Evaluering
The Yanomami Education Project and the public politics of alternative education as seen from the field
ISA Yanomami (prev. CCPY) works to support and strengthen the indigenous population in the Yanomami Indigenous Territory, located in the states of Amazonas and Roraima in the North of Brazil. The project focuses on education and capacity building, and works actively towards policymakers to improve public policy. The evaluation was carried out in October 2011, and includes challenges and is focused on future dilemmas and opportunities rather than being limited to consider results within the context of the project. The Yanomamis’ history of contact with the national society is relatively recent. Initially the project was a response to the demands of the Yanomami people, that given the intense contact with non-indigenous societies, considered the introduction of a bilingual education as a means to maintain vigor of their own language and at the same time gain access to information and knowledge today crucial to their autonomy. Through the project, ISA has been responsible for training teachers and creating a system of multilingual education, with Portuguese as a second language.

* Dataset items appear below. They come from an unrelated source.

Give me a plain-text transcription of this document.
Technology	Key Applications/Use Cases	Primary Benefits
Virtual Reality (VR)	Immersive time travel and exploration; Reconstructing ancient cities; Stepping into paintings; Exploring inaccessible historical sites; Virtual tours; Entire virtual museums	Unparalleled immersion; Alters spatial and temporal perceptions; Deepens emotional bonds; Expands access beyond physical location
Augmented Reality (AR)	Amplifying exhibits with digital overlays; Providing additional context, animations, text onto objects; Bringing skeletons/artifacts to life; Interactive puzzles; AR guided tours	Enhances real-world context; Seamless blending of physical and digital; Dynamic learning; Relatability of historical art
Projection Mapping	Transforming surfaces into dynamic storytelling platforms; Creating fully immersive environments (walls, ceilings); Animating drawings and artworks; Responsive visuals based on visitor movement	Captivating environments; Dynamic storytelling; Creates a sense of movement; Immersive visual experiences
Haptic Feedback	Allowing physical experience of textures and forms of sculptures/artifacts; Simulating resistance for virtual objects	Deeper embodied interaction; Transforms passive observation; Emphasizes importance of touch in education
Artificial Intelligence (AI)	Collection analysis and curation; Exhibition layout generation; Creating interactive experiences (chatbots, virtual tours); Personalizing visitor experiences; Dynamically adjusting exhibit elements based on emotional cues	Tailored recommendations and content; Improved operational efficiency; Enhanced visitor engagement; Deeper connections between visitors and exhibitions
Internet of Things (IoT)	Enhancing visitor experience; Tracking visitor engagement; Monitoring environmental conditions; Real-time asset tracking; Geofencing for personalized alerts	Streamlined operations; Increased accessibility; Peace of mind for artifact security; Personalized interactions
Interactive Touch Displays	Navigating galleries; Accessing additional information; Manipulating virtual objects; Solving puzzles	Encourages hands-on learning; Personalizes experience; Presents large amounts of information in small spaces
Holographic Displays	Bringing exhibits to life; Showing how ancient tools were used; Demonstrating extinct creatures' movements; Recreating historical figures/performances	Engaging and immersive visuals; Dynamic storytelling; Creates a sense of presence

After an initial phase, students chosen by their communities started training through the project and gradually began to act as teachers. Since 2001 the PEY has had two main components: 1) a training program for Yanomami teachers aimed at gaining recognition from the public authorities. By 2009 the first group of 18 teachers graduated and 2) a program of pedagogic monitoring of these schools by field assessors, and the production of educational materials in the local languages.